Exposition Rachel Cobb, Mistral, jusqu’au 13 juillet, galerie Folia

Pour Rachel Cobb, l’appareil photo a la finesse et la sensibilité d’un anémomètre d’aviateur. Avec le sien, cette brillante photojournaliste capte les vents, souvent mauvais et gros d’orages, de l’actualité, du 11 septembre aux SDF. Mais très littéralement, sur plus de vingt ans, dans un travail de longue haleine (encore une histoire de souffle…), à l’ambition paradoxale (comment capturer l’insaisissable Eole, roi de l’évasion et du départ en coup de vent ?), elle a entrepris de photographier cette substance immatérielle mais bien sensible, cet « esprit » pour parler comme les anciens occultistes, de la Provence qu’est le mistral. Car, explique-t-elle lors du vernissage, c’est « une force qui me touche ». Et pour cause : le vent, sur ses photos, remplit le rôle de son art de prédilection, la photographie : il révèle. 

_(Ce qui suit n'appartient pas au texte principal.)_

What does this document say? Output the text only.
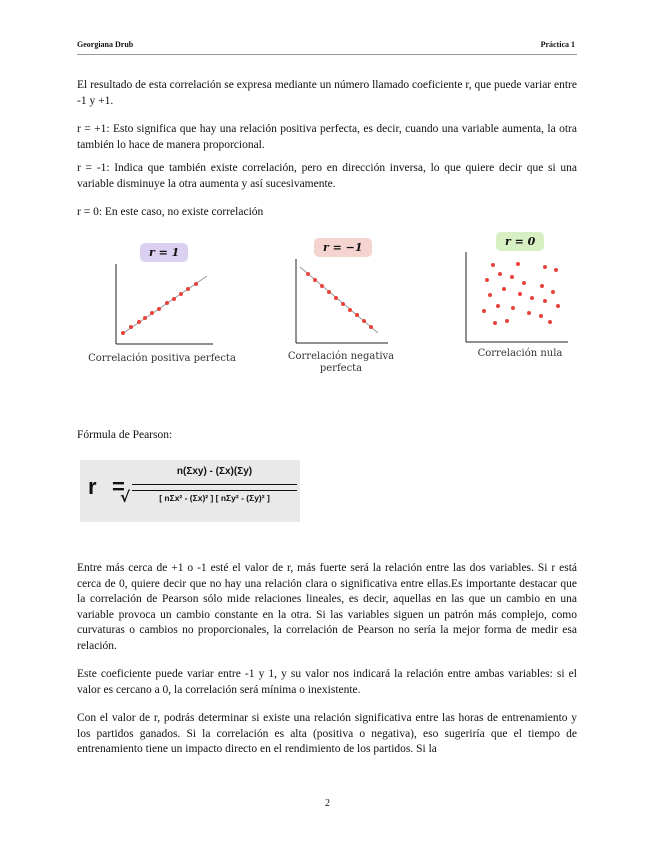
Georgiana Drub	Práctica 1

El resultado de esta correlación se expresa mediante un número llamado coeficiente r, que puede variar entre -1 y +1.

r = +1: Esto significa que hay una relación positiva perfecta, es decir, cuando una variable aumenta, la otra también lo hace de manera proporcional.

r = -1: Indica que también existe correlación, pero en dirección inversa, lo que quiere decir que si una variable disminuye la otra aumenta y así sucesivamente.

r = 0: En este caso, no existe correlación

r = 1
Correlación positiva perfecta
r = −1
Correlación negativa perfecta
r = 0
Correlación nula

Fórmula de Pearson:

r =
n(Σxy) - (Σx)(Σy)
√	[ nΣx² - (Σx)² ] [ nΣy² - (Σy)² ]

Entre más cerca de +1 o -1 esté el valor de r, más fuerte será la relación entre las dos variables. Si r está cerca de 0, quiere decir que no hay una relación clara o significativa entre ellas.Es importante destacar que la correlación de Pearson sólo mide relaciones lineales, es decir, aquellas en las que un cambio en una variable provoca un cambio constante en la otra. Si las variables siguen un patrón más complejo, como curvaturas o cambios no proporcionales, la correlación de Pearson no sería la mejor forma de medir esa relación.

Este coeficiente puede variar entre -1 y 1, y su valor nos indicará la relación entre ambas variables: si el valor es cercano a 0, la correlación será mínima o inexistente.

Con el valor de r, podrás determinar si existe una relación significativa entre las horas de entrenamiento y los partidos ganados. Si la correlación es alta (positiva o negativa), eso sugeriría que el tiempo de entrenamiento tiene un impacto directo en el rendimiento de los partidos. Si la

2
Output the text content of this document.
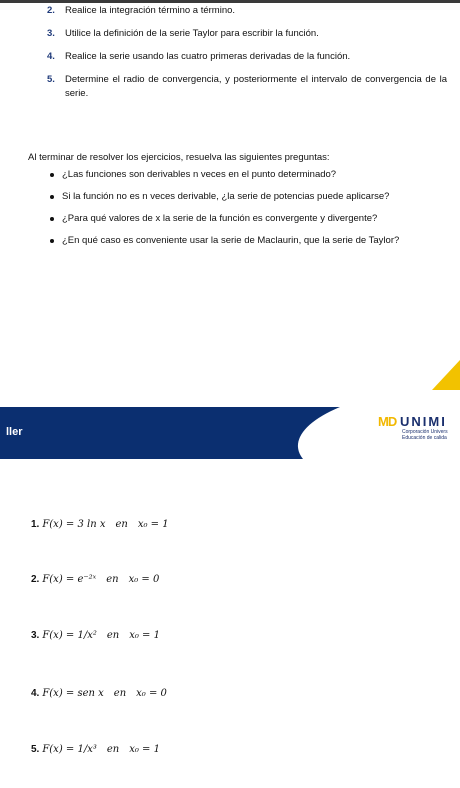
2. Realice la integración término a término.
3. Utilice la definición de la serie Taylor para escribir la función.
4. Realice la serie usando las cuatro primeras derivadas de la función.
5. Determine el radio de convergencia, y posteriormente el intervalo de convergencia de la serie.
Al terminar de resolver los ejercicios, resuelva las siguientes preguntas:
¿Las funciones son derivables n veces en el punto determinado?
Si la función no es n veces derivable, ¿la serie de potencias puede aplicarse?
¿Para qué valores de x la serie de la función es convergente y divergente?
¿En qué caso es conveniente usar la serie de Maclaurin, que la serie de Taylor?
ller
MD UNIMI
Corporación Univers
Educación de calida
1. F(x) = 3 ln x en x₀ = 1
2. F(x) = e⁻²ˣ en x₀ = 0
3. F(x) = 1/x² en x₀ = 1
4. F(x) = sen x en x₀ = 0
5. F(x) = 1/x³ en x₀ = 1
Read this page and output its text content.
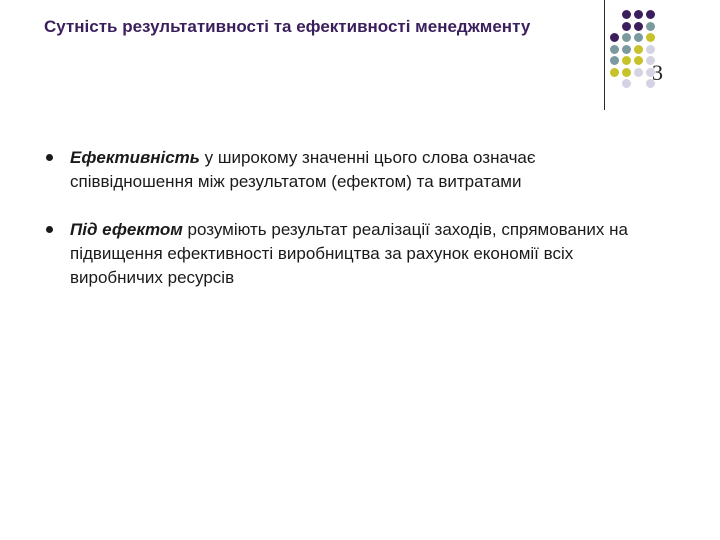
Сутність результативності та ефективності менеджменту
3
Ефективність у широкому значенні цього слова означає співвідношення між результатом (ефектом) та витратами
Під ефектом розуміють результат реалізації заходів, спрямованих на підвищення ефективності виробництва за рахунок економії всіх виробничих ресурсів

Révèle la Nature tout entière, ses arcanes, ses dynamismes, ses éléments et ses cycles. Voici un banc serti dans une gangue de glace, sculptée et solidifiée par le souffle coupant du mistral : une concrétion d’un blanc éclatant, un mixte d’eau et de lumière, comme si le vent provençal avait réuni deux des principes fondamentaux de la vie. Il y a aussi cette volée en ordre dispersé d’une myriade d’oiseaux, comme un tourbillon de corpuscules de chair et de sang, comme pour nous rappeler que l’irrépressible mouvement de la vie, son élan essentiel, repose littéralement sur du vent – cet air qui permet aux ailes de se propulser. Et ce cheval, pris en gros plan, qui ferme l’oeil, la crinière légèrement ébouriffée, comme s’il se concentrait pour ne pas perdre le moindre souffle, la moindre nuance des langues d’air qui le lèchent ou l’assaillent, ne donne-t-il pas l’impression d’absorber le mistral, de s’imprégner de son énergie ? Ne dit-on pas après tout qu’un cheval « file comme le vent » ? Avec ses photos dont le grain semble lui-même doucement brouillé, comme balayé par un dernier résidu de mistral, avec ses clichés dont la lumière a cette indécision vaporeuse, gazeuse, qui sied si bien à l’élément aérien, Rachel Cobb réussit à saisir ce que des générations de scientifiques s’efforcent en vain de traquer : la source même de la vie, de son dynamisme.